The cat lover then waits and waits for her turn to enter an exam room.
Meanwhile the box rocks and rolls and emits a mournful alien type sound.
Finally, the moment of truth: Like passing a hot potato, Ms. Frustrated Kitty Client hands over the box-banger, daring the veterinarian, “Go ahead, examine my precious kitty … and gently.”
The veterinarian mentally puts on a helmet and body armor before peeking between the box top flaps.
Like a fur-covered jack-in-the-box, out explodes a 10-pound cat ejecting about a pound of furry shrapnel. The cat hisses and rakes the air with its claws in search of a hiding place or escape route.
Product displays fall from shelves as crazy-kitty makes the exam room look like a trailer park after a Category Five hurricane.
Finally, about 325 pounds of restraint (veterinarian plus technician) catch the now nine-pound cat and put on a show called Contortionist Cat Examination. So far so bad. Everyone except the cat is now covered in cat fur. Some are sneezing. Many are bleeding. All are scared.
Amazingly enough, the cat’s temperature is normal but the vet is running a fever.

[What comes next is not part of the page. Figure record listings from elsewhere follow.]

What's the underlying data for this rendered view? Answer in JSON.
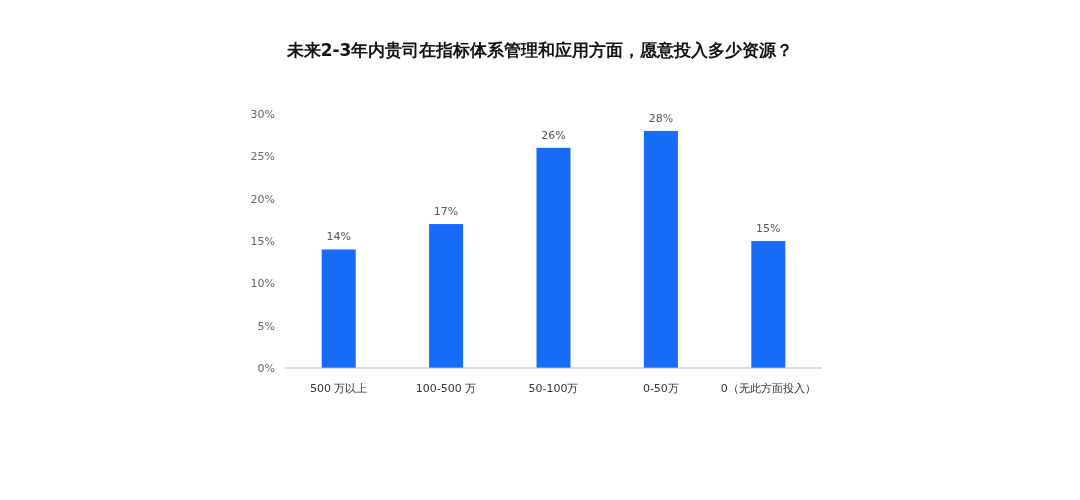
{
  "chart_data": {
    "type": "bar",
    "title": "未来2-3年内贵司在指标体系管理和应用方面，愿意投入多少资源？",
    "categories": [
      "500 万以上",
      "100-500 万",
      "50-100万",
      "0-50万",
      "0（无此方面投入）"
    ],
    "values": [
      14,
      17,
      26,
      28,
      15
    ],
    "value_labels": [
      "14%",
      "17%",
      "26%",
      "28%",
      "15%"
    ],
    "color": "#166cf7",
    "ylim": [
      0,
      30
    ],
    "yticks": [
      {
        "value": 0,
        "label": "0%"
      },
      {
        "value": 5,
        "label": "5%"
      },
      {
        "value": 10,
        "label": "10%"
      },
      {
        "value": 15,
        "label": "15%"
      },
      {
        "value": 20,
        "label": "20%"
      },
      {
        "value": 25,
        "label": "25%"
      },
      {
        "value": 30,
        "label": "30%"
      }
    ]
  }
}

Rather than running blood tests on the cat, the vet figures that since she’s bleeding this may be a good time to run blood tests on herself.

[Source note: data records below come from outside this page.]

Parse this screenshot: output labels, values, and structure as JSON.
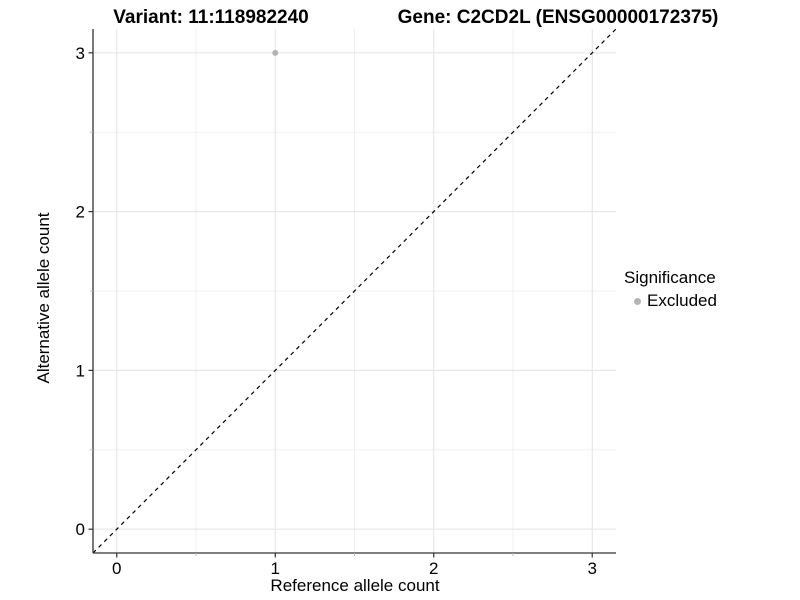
{
  "titles": {
    "variant": "Variant: 11:118982240",
    "gene": "Gene: C2CD2L (ENSG00000172375)"
  },
  "legend": {
    "title": "Significance",
    "items": [
      {
        "label": "Excluded",
        "color": "#b3b3b3"
      }
    ]
  },
  "chart_data": {
    "type": "scatter",
    "xlabel": "Reference allele count",
    "ylabel": "Alternative allele count",
    "xlim": [
      -0.15,
      3.15
    ],
    "ylim": [
      -0.15,
      3.15
    ],
    "xticks": [
      0,
      1,
      2,
      3
    ],
    "yticks": [
      0,
      1,
      2,
      3
    ],
    "x_minor_ticks": [
      0.5,
      1.5,
      2.5
    ],
    "y_minor_ticks": [
      0.5,
      1.5,
      2.5
    ],
    "grid": "major and minor, light gray on white",
    "legend_position": "right-middle",
    "series": [
      {
        "name": "Excluded",
        "color": "#b3b3b3",
        "points": [
          {
            "x": 1,
            "y": 3
          }
        ]
      }
    ],
    "reference_line": {
      "type": "identity",
      "slope": 1,
      "intercept": 0,
      "style": "dashed",
      "color": "#000000"
    }
  },
  "style": {
    "background": "#ffffff",
    "grid_major_color": "#e3e3e3",
    "grid_minor_color": "#f0f0f0",
    "axis_line_color": "#333333",
    "major_tick_color": "#333333",
    "minor_tick_color": "#bbbbbb",
    "text_color": "#000000",
    "point_radius": 3,
    "legend_dot_color": "#b3b3b3"
  }
}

This is where the vet gets even by saying to Ms. Client with a somber vet face: “Socks has an infection that will require treatment at home for the next two weeks. Give Socks one of these tiny pills twice daily.”
Then we collapse with a satisfying smile as we watch the look of panic spread over the cat lover’s face. We shake hands goodbye — feel the sweaty palms and sense the shortness of breath. Like any good mother, Ms. Client is prepared to do the impossible.
As we watch the rumbling box and dazed owner stagger out the hospital door toward the car, we can imagine the World Wrestling Federation Feline Match that will take place once they are home.
Once Ms. Trepidation (formerly Mrs. Frustrated Kitty Client) opens the cat carrier at home, a streak of furry flash-lightning can be seen going under the same couch where this odyssey began.
When Trepidation’s husband and children come home, she announces sweetly and innocently, “We need to give precious kitty a little medicine, would you mind helping mommy?”
If they’ve been through this before, they respond with their own dash for cover. If they are rookies, they may agree to help, having no idea what’s about to happen.
A quick grab extricates Socks from under the couch. With pills and fluffy towels out and doors closed, one set of hands pry open the cat’s mouth and the bell rings for round one: Socks comes out swinging with a classic “bite or flight” response. The family counter-punches by throwing in the towel, literally, over and around the cat to make a cat-burrito to be stuffed with medicine.
Finally, the pill goes down, you lovingly stroke kitty, and everyone heaves a big sigh of relief.
Just then, kitty gives you a direct disgusted look, spits out the pill and runs off to hide under, you guessed it, the couch.
The family takes Round Two in stride as they put on the leather gloves. Not intimidated by a 575-pound opponent (Mom, Dad plus a couple of kids) the cat is ready to explore the floor, walls and ceiling of the living room ala Mohammed Ali as it “floats like a butterfly and stings like a bee.”
Meanwhile, back at the vet’s office, the veterinary team is chuckling.
“Can you imagine all the suckers we sent home to try to medicate their cats today?”
So, next time you visit the vets, and they say, “Give these little pills to kitty,” turn the tables by saying, “No, I think I’ll hospitalize her so you can make sure it gets done. As a matter of fact, would you show me the correct way to give a cat a pill, right now?”
Oh no. Payback. The worm has turned.